TSX golden as commodities advance
The Toronto stock market soared to its biggest gain since late August on Wednesday, powered by higher commodity prices, particularly oil and gold, and a solid report on manufacturing. The S&P/TSX index closed up 301.07 points, or 2.24 per cent, at 13,763.78, adding to a 109-point gain on Tuesday.
The big advance came as the October contract for benchmark crude oil shot up $2.56 (U.S.) to $47.15 a barrel and December gold rebounded from its recent slide, up $16.40 to $1,119.00 an ounce.
The gold and oil sectors were the leading advancers on the TSX, up 5.53 and 5.25 per cent, respectively.
December copper rose 2.5 cents to $2.45 a pound, while October natural gas fell seven cents to $2.66 per thousand cubic feet.
The Canadian dollar advanced 0.43 of a cent (U.S.) to 75.92 cents.
The U.S. Federal Reserve will announce Thursday whether it will stand pat on interest rates — at historic lows near zero since the recession — or begin hiking them for the first time in almost a decade.
Opinion is divided on which way the central bank will go amid uneven progress in the U.S. economic recovery.

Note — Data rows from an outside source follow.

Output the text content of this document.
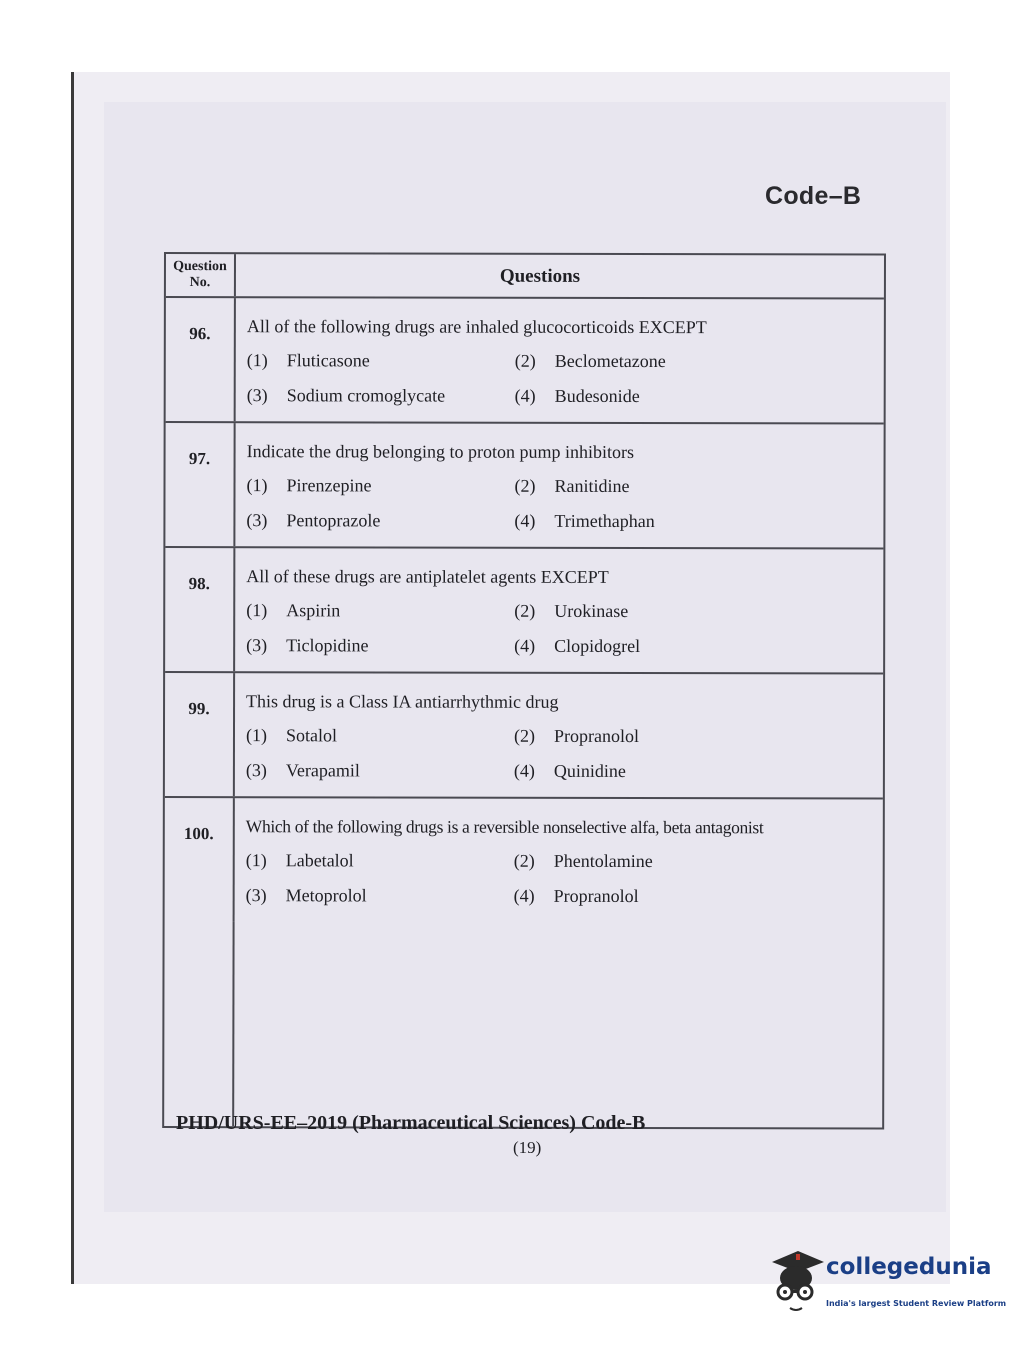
Code–B
Question No.	Questions
96.	All of the following drugs are inhaled glucocorticoids EXCEPT
(1) Fluticasone	(2) Beclometazone
(3) Sodium cromoglycate	(4) Budesonide
97.	Indicate the drug belonging to proton pump inhibitors
(1) Pirenzepine	(2) Ranitidine
(3) Pentoprazole	(4) Trimethaphan
98.	All of these drugs are antiplatelet agents EXCEPT
(1) Aspirin	(2) Urokinase
(3) Ticlopidine	(4) Clopidogrel
99.	This drug is a Class IA antiarrhythmic drug
(1) Sotalol	(2) Propranolol
(3) Verapamil	(4) Quinidine
100.	Which of the following drugs is a reversible nonselective alfa, beta antagonist
(1) Labetalol	(2) Phentolamine
(3) Metoprolol	(4) Propranolol
PHD/URS-EE–2019 (Pharmaceutical Sciences) Code-B
(19)
collegedunia
India's largest Student Review Platform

On Tuesday, the Fed issued a disappointing report on U.S. manufacturing, saying it fell .05 per cent in August, its biggest decline since January 2014 as American manufacturers continue to face a number of headwinds, including a high U.S. dollar.
There was much better news north of the border on Wednesday, with Statistics Canada reporting manufacturing sales rose 1.7 per cent to $52.2 billion in July, well above the consensus estimate of a 1-per-cent increase.
Ian Nakamoto, director of research at 3MACS, noted that the Bank of Canada has been counting on the lower Canadian dollar helping manufacturing exports.
“So if traders take that as positive, then (it’s) one of the reasons probably why the Canadian dollar is strengthening against the U.S. dollar,” he said. However, he said, most eyes remain focused on the Fed.
“I think the rally here is people don’t expect an interest increase and so we have this continuing liquidity out there.”
However, he said the rally could be short-lived even if rates don’t go up, and his preference would be for the Fed to increase rates by 25 basis points and “say we’re going to go slow here in terms of data dependence.
“If there is a sense that the economy is turning around and the Fed is putting its stamp of approval by increasing rates slightly, but not so quickly in future, I think the markets can continue to rally here.”
In corporate news, AnheuserBusch InBev disclosed it has made a takeover approach to SABMiller PLC. A combination of the two would create a massive conglomerate worth roughly $275 billion.